Pero aquí no queda todo, queda otra parte que el cliente no ve, el área de financiación interna. Pero, ¿para que tener otra área de financiación interna? Piense que este es un modelo de financiación general, el modelo de financiación que aplicaremos en el 95% de los casos. Pero piense usted en un cliente al que se le han montado 5 sitios Web en el último año, o piense en el desarrollo de un megaproyecto Web o uno de gran complejidad en términos de programación, o, sencillamente, que su coste supera los baremos más habituales dentro de nuestra clientela. Entonces tendremos que poder hacer un presupuesto altamente personalizado. Para ello debemos tener la flexibilidad máxima. Imaginemos un proyecto Web por un importe de 30.000 €, ¿sería justo aplicarle el mismo interés si la entrada inicial es el 25, el 50 o el 75%?, ¿sería justo aplicar el mismo interés si el cliente financia su proyecto a 1 año o a 4 años? Está claro que la respuesta es no. Por eso debemos tener un modelo de cálculo de financiación donde podamos introducir diferentes tipos de interés, o calcular el descuento de intereses en función de los pagos anticipados, lo que nos obliga a generar cuadros de amortización en .pdf. Con todo esto, esta aplicación ha requerido más de 40 horas de trabajo, más de una semana laborable integra.

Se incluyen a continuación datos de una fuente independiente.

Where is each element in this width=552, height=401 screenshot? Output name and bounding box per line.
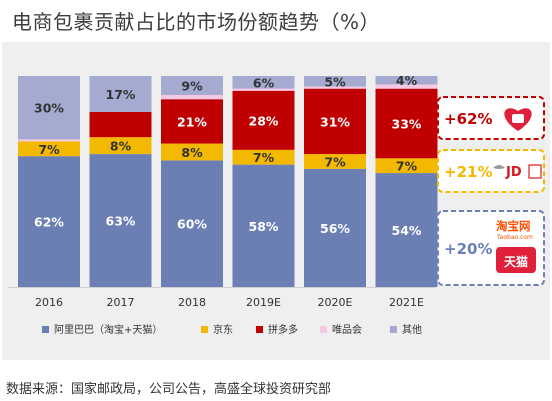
x-tick-label: 2017: [107, 296, 135, 309]
taobao-logo-subtext: Taobao.com: [496, 234, 533, 241]
legend-label: 其他: [402, 323, 422, 336]
bar-segment: [18, 139, 80, 142]
data-label: 62%: [34, 215, 64, 230]
bars-layer: [18, 76, 438, 287]
legend: 阿里巴巴（淘宝+天猫） 京东 拼多多 唯品会 其他: [42, 323, 422, 336]
source-note: 数据来源：国家邮政局，公司公告，高盛全球投资研究部: [6, 382, 332, 397]
chart-title: 电商包裹贡献占比的市场份额趋势（%）: [12, 10, 381, 34]
data-labels-layer: 62% 7% 30% 63% 8% 17% 60% 8% 21% 9% 58% 7% 28% 6% 56% 7…: [34, 73, 422, 238]
bar-segment: [304, 88, 366, 155]
annotation-label: +21%: [444, 163, 492, 181]
legend-label: 阿里巴巴（淘宝+天猫）: [54, 323, 162, 336]
data-label: 7%: [253, 150, 275, 165]
data-label: 31%: [320, 114, 350, 129]
x-tick-label: 2019E: [246, 296, 281, 309]
x-tick-label: 2021E: [389, 296, 424, 309]
bar-segment: [375, 173, 438, 287]
legend-swatch: [256, 326, 263, 333]
data-label: 8%: [110, 139, 132, 154]
bar-segment: [18, 141, 80, 157]
bar-segment: [89, 154, 152, 287]
x-tick-label: 2020E: [318, 296, 353, 309]
data-label: 6%: [253, 75, 275, 90]
jd-dog-icon: [493, 165, 505, 169]
bar-segment: [375, 76, 438, 85]
jd-logo-text: JD: [505, 165, 522, 180]
data-label: 7%: [324, 154, 346, 169]
legend-label: 京东: [213, 323, 233, 336]
data-label: 21%: [177, 114, 207, 129]
data-label: 7%: [396, 159, 418, 174]
data-label: 33%: [392, 116, 422, 131]
bar-segment: [161, 99, 223, 144]
bar-segment: [161, 143, 223, 161]
bar-segment: [232, 164, 295, 287]
legend-swatch: [201, 326, 208, 333]
pinduoduo-logo-face-icon: [512, 114, 524, 123]
bar-segment: [304, 154, 366, 169]
bar-segment: [375, 84, 438, 89]
data-label: 9%: [181, 78, 203, 93]
data-label: 63%: [106, 214, 136, 229]
bar-segment: [375, 88, 438, 159]
bar-segment: [232, 149, 295, 165]
data-label: 7%: [38, 142, 60, 157]
bar-segment: [375, 158, 438, 174]
data-label: 60%: [177, 217, 207, 232]
bar-segment: [232, 90, 295, 150]
bar-segment: [89, 137, 152, 155]
legend-swatch: [320, 326, 327, 333]
bar-segment: [89, 111, 152, 138]
data-label: 30%: [34, 101, 64, 116]
legend-label: 拼多多: [268, 323, 298, 336]
bar-segment: [89, 76, 152, 112]
x-tick-label: 2018: [178, 296, 206, 309]
tmall-logo-text: 天猫: [504, 254, 528, 269]
bar-segment: [18, 76, 80, 140]
data-label: 8%: [181, 145, 203, 160]
data-label: 54%: [392, 223, 422, 238]
bar-segment: [232, 88, 295, 91]
bar-segment: [232, 76, 295, 89]
data-label: 17%: [106, 87, 136, 102]
bar-segment: [304, 168, 366, 287]
data-label: 58%: [249, 219, 279, 234]
bar-segment: [161, 76, 223, 95]
bar-segment: [304, 76, 366, 87]
data-label: 5%: [324, 74, 346, 89]
data-label: 4%: [396, 73, 418, 88]
legend-swatch: [42, 326, 49, 333]
x-axis-ticks: 2016 2017 2018 2019E 2020E 2021E: [8, 287, 436, 309]
data-label: 56%: [320, 221, 350, 236]
tmall-logo-icon: [496, 247, 536, 273]
bar-segment: [18, 156, 80, 287]
legend-swatch: [390, 326, 397, 333]
bar-segment: [304, 86, 366, 89]
jd-logo-mark-icon: [528, 164, 542, 179]
annotation-box: [437, 149, 545, 193]
taobao-logo-text: 淘宝网: [496, 219, 531, 233]
bar-segment: [161, 160, 223, 287]
annotation-label: +20%: [444, 240, 492, 258]
bar-segment: [161, 94, 223, 100]
x-tick-label: 2016: [35, 296, 63, 309]
legend-label: 唯品会: [332, 323, 362, 336]
annotation-label: +62%: [444, 110, 492, 128]
data-label: 28%: [249, 113, 279, 128]
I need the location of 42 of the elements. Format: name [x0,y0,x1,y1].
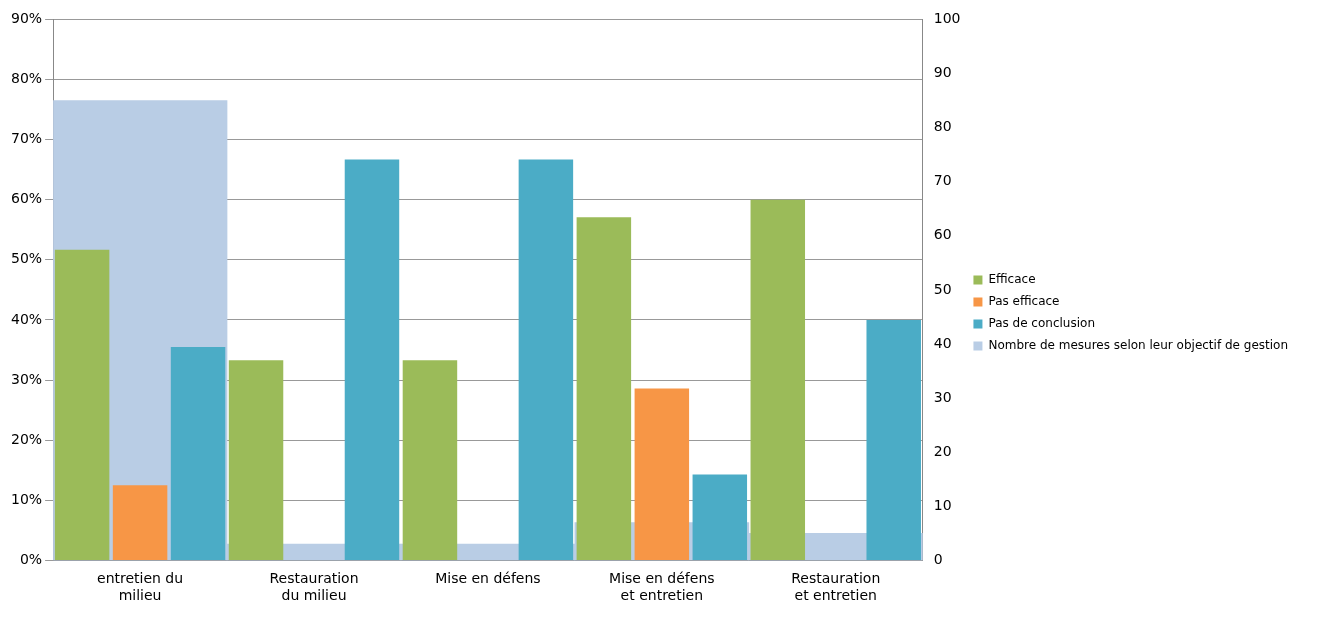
legend-label: Efficace [988,272,1036,287]
y2-tick-label: 0 [933,551,943,568]
y2-tick-label: 100 [933,10,961,27]
bar [112,485,168,560]
y-tick-label: 0% [19,551,43,568]
bar [170,347,226,560]
bar [402,360,458,560]
legend-label: Nombre de mesures selon leur objectif de gestion [988,338,1288,353]
legend-label: Pas de conclusion [988,316,1095,331]
x-tick-label: Restauration et entretien [791,570,881,604]
x-tick-label: Mise en défens et entretien [609,570,715,604]
y-tick-label: 20% [10,430,43,447]
y-tick-label: 80% [10,70,43,87]
y-tick-label: 90% [10,10,43,27]
y-tick-label: 70% [10,130,43,147]
bar [344,159,400,560]
y-tick-label: 50% [10,250,43,267]
y2-tick-label: 30 [933,388,952,405]
bar [54,249,110,560]
x-tick-label: Mise en défens [435,570,541,587]
bar [576,217,632,560]
y-tick-label: 40% [10,310,43,327]
bar [228,360,284,560]
x-tick-label: entretien du milieu [97,570,184,604]
legend-label: Pas efficace [988,294,1060,309]
y2-tick-label: 90 [933,64,952,81]
bar [866,319,921,560]
x-tick-label: Restauration du milieu [269,570,359,604]
y-tick-label: 10% [10,490,43,507]
y2-tick-label: 20 [933,442,952,459]
y2-tick-label: 80 [933,118,952,135]
y2-tick-label: 70 [933,172,952,189]
y2-tick-label: 50 [933,280,952,297]
y2-tick-label: 60 [933,226,952,243]
bar [634,388,690,560]
y-tick-label: 60% [10,190,43,207]
y2-tick-label: 40 [933,334,952,351]
y-tick-label: 30% [10,370,43,387]
bar [692,474,748,560]
bar [518,159,574,560]
y2-tick-label: 10 [933,496,952,513]
bar [750,199,806,560]
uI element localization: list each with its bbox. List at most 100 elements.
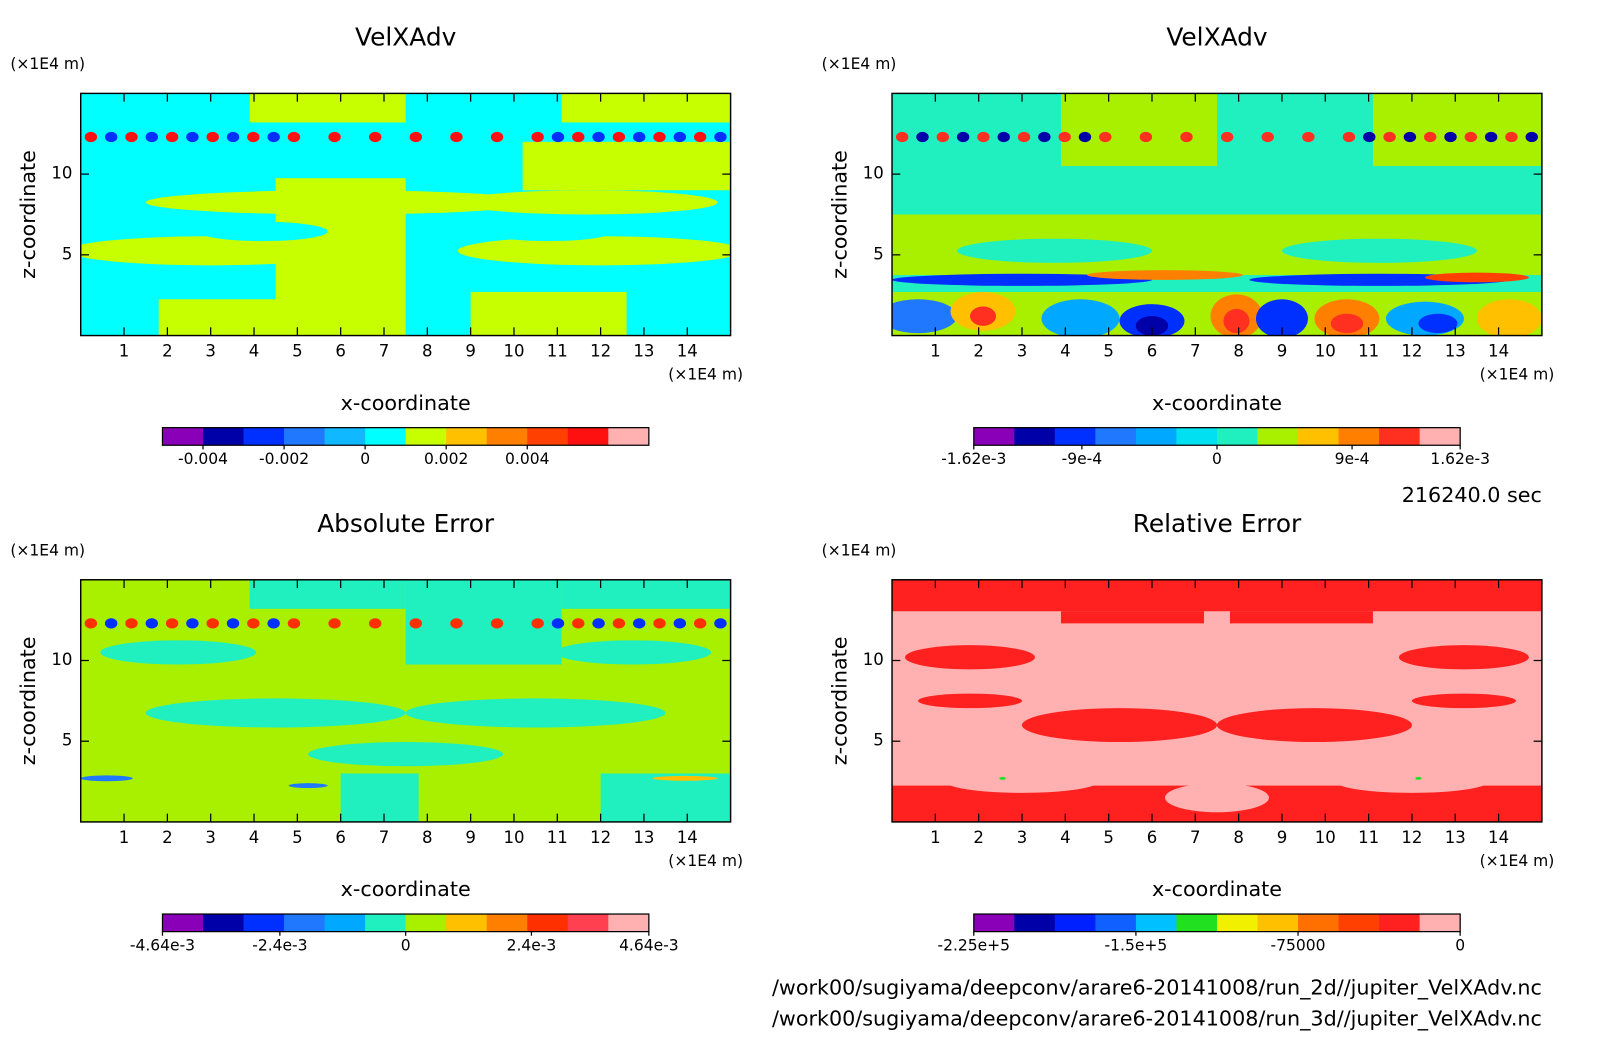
field-region [1223, 308, 1250, 334]
field-region [892, 299, 958, 334]
colorbar-bin [1379, 914, 1421, 932]
colorbar-tick-label: 0 [360, 450, 370, 468]
wave-cell [916, 131, 929, 143]
wave-cell [267, 131, 280, 143]
colorbar-bin [1054, 914, 1096, 932]
x-tick-label: 1 [930, 342, 941, 361]
wave-cell [450, 618, 463, 629]
y-tick-label: 5 [62, 731, 73, 750]
colorbar-bin [446, 914, 488, 932]
field-region [561, 579, 731, 609]
wave-cell [592, 131, 605, 143]
x-tick-label: 8 [422, 342, 433, 361]
field-region [999, 776, 1006, 780]
wave-cell [956, 131, 970, 143]
x-tick-label: 3 [205, 828, 216, 847]
x-axis-label: x-coordinate [1152, 391, 1282, 415]
x-tick-label: 12 [590, 828, 611, 847]
x-tick-label: 9 [1277, 828, 1288, 847]
field-region [100, 640, 257, 665]
field-region [1398, 645, 1529, 670]
wave-cell [186, 618, 199, 629]
plot-frame [891, 579, 1543, 823]
colorbar-bin [1419, 427, 1461, 446]
wave-cell [693, 131, 707, 143]
field-region [1418, 313, 1458, 334]
field-region [918, 693, 1023, 709]
field-region [892, 273, 1152, 286]
colorbar-tick-label: 0.004 [505, 450, 549, 468]
colorbar-tick-label: -2.4e-3 [252, 937, 307, 955]
wave-cell [104, 131, 118, 143]
colorbar-bin [162, 914, 204, 932]
colorbar-bin [162, 427, 204, 446]
colorbar-bin [446, 427, 488, 446]
x-tick-label: 4 [249, 828, 260, 847]
x-unit: (×1E4 m) [1480, 852, 1555, 870]
colorbar-tick-label: 4.64e-3 [619, 937, 679, 955]
wave-cell [1342, 131, 1356, 143]
x-tick-label: 10 [1315, 828, 1336, 847]
field-region [483, 221, 614, 242]
x-tick-label: 5 [292, 828, 303, 847]
wave-cell [997, 131, 1010, 143]
colorbar-tick-label: -4.64e-3 [130, 937, 195, 955]
colorbar-bin [365, 427, 407, 446]
wave-cell [1363, 131, 1376, 143]
colorbar-bin [1095, 914, 1137, 932]
field-region [1424, 272, 1529, 283]
field-region [905, 645, 1036, 670]
colorbar-bin [1338, 427, 1380, 446]
colorbar-tick-label: -9e-4 [1062, 450, 1102, 468]
chart-title: VelXAdv [1166, 23, 1267, 52]
field-region [1022, 708, 1217, 743]
wave-cell [287, 131, 301, 143]
field-region [1216, 708, 1412, 743]
colorbar-bin [203, 427, 245, 446]
wave-cell [632, 131, 646, 143]
x-tick-label: 10 [1315, 342, 1336, 361]
colorbar-bin [527, 427, 569, 446]
field-region [145, 190, 536, 215]
wave-cell [531, 618, 544, 629]
colorbar-bin [486, 914, 528, 932]
wave-cell [145, 131, 159, 143]
field-region [600, 773, 731, 822]
field-region [1476, 299, 1542, 336]
wave-cell [186, 131, 199, 143]
x-tick-label: 5 [1103, 342, 1114, 361]
colorbar-bin [243, 427, 285, 446]
field-region [249, 579, 406, 609]
colorbar-bin [324, 427, 366, 446]
colorbar-bin [405, 914, 447, 932]
wave-cell [104, 618, 118, 629]
x-tick-label: 7 [1190, 828, 1201, 847]
field-region [522, 141, 731, 191]
contour-field [892, 93, 1542, 336]
wave-cell [1017, 131, 1031, 143]
colorbar-bin [284, 427, 326, 446]
wave-cell [206, 131, 219, 143]
wave-cell [1302, 131, 1315, 143]
chart-title: Relative Error [1133, 509, 1302, 538]
y-tick-label: 10 [51, 164, 72, 183]
x-tick-label: 11 [1358, 828, 1379, 847]
field-region [80, 236, 354, 266]
colorbar-tick-label: -75000 [1271, 937, 1326, 955]
colorbar-tick-label: -1.62e-3 [941, 450, 1006, 468]
contour-field [892, 579, 1542, 822]
x-tick-label: 6 [335, 342, 346, 361]
colorbar-bin [1216, 427, 1259, 446]
x-tick-label: 6 [1147, 342, 1158, 361]
wave-cell [1505, 131, 1518, 143]
y-tick-label: 10 [863, 164, 884, 183]
field-region [1164, 783, 1269, 813]
colorbar-bin [1419, 914, 1461, 932]
wave-cell [84, 131, 98, 143]
field-region [1086, 270, 1243, 280]
colorbar-bin [527, 914, 569, 932]
wave-cell [572, 618, 585, 629]
field-region [555, 640, 712, 665]
colorbar-bin [1014, 427, 1056, 446]
wave-cell [673, 618, 687, 629]
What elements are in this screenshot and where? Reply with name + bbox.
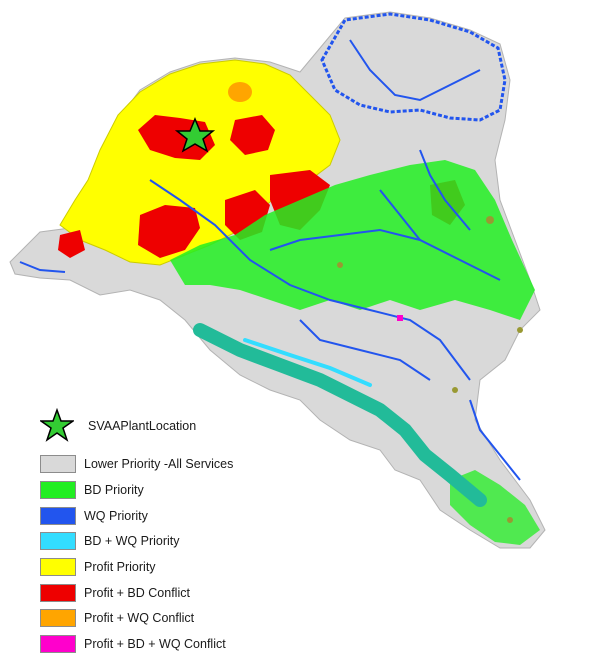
legend-label: Profit Priority <box>84 560 156 574</box>
legend-item-bd: BD Priority <box>40 480 144 500</box>
legend-swatch <box>40 455 76 473</box>
legend-swatch <box>40 609 76 627</box>
legend-label: Profit + BD Conflict <box>84 586 190 600</box>
legend-item-wq: WQ Priority <box>40 506 148 526</box>
plant-star-icon <box>174 117 216 153</box>
region-bd-wq <box>243 338 372 387</box>
region-profit-wq <box>228 82 252 102</box>
legend-swatch <box>40 481 76 499</box>
legend-swatch <box>40 558 76 576</box>
legend-swatch <box>40 635 76 653</box>
legend-label: Profit + BD + WQ Conflict <box>84 637 226 651</box>
legend-item-profit-bd: Profit + BD Conflict <box>40 583 190 603</box>
legend-label-plant: SVAAPlantLocation <box>88 419 197 433</box>
region-wq-northeast <box>320 12 507 122</box>
region-other <box>337 216 523 523</box>
legend-swatch <box>40 532 76 550</box>
stream-network <box>19 39 521 481</box>
legend-star-icon <box>40 408 74 442</box>
region-riparian <box>193 323 487 507</box>
legend-swatch <box>40 507 76 525</box>
legend-item-lower: Lower Priority -All Services <box>40 454 233 474</box>
legend-item-profit: Profit Priority <box>40 557 156 577</box>
legend-item-bd-wq: BD + WQ Priority <box>40 531 180 551</box>
legend-label: WQ Priority <box>84 509 148 523</box>
legend-label: BD + WQ Priority <box>84 534 180 548</box>
region-bd <box>170 160 535 320</box>
legend-swatch <box>40 584 76 602</box>
legend-item-profit-wq: Profit + WQ Conflict <box>40 608 194 628</box>
legend-label: Lower Priority -All Services <box>84 457 234 471</box>
legend-item-plant <box>40 408 74 442</box>
legend-label: Profit + WQ Conflict <box>84 611 195 625</box>
region-profit <box>59 59 341 266</box>
legend-label: BD Priority <box>84 483 144 497</box>
legend-item-profit-bd-wq: Profit + BD + WQ Conflict <box>40 634 226 654</box>
region-all-conflict <box>397 315 403 321</box>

Dicho todo esto, ahora el lector se estará haciendo una gran pregunta, ¿cuánto vale una aplicación así? Si le decimos que un precio justo seria unos 750 €, probablemente el lector se llevará las manos a la cabeza. Pero ese sería su precio justo en función del tiempo necesario para poder diseñarla, programarla y darle formato. No obstante, esta aplicación concreta se puede ofrecer por menos de ese importe. El motivo es simple: hay muchos potenciales clientes para este tipo de aplicación. Desde la Web de una agencia inmobiliaria para poder simular el coste de las hipotecas, hasta un negocio de ventas de automóviles o una tienda de informática. Todos ellos precisan en mayor o menor medida de planes de financiación, y para cada uno de ellos, se puede hacer una determinada personalización.

Pero no solo eso, ¿es legítimo hacer un descuento en alguna aplicación en función del coste total del proyecto Web? Como el lector puede imaginar, no es lo mismo un proyecto Web de 900€, que uno de 2500€ o de 4000€. Lógicamente en el primero, hacer descuentos, puede resultar peliagudo, en el segundo, puede ser plausible, en el tercero, puede ser casi obligatorio.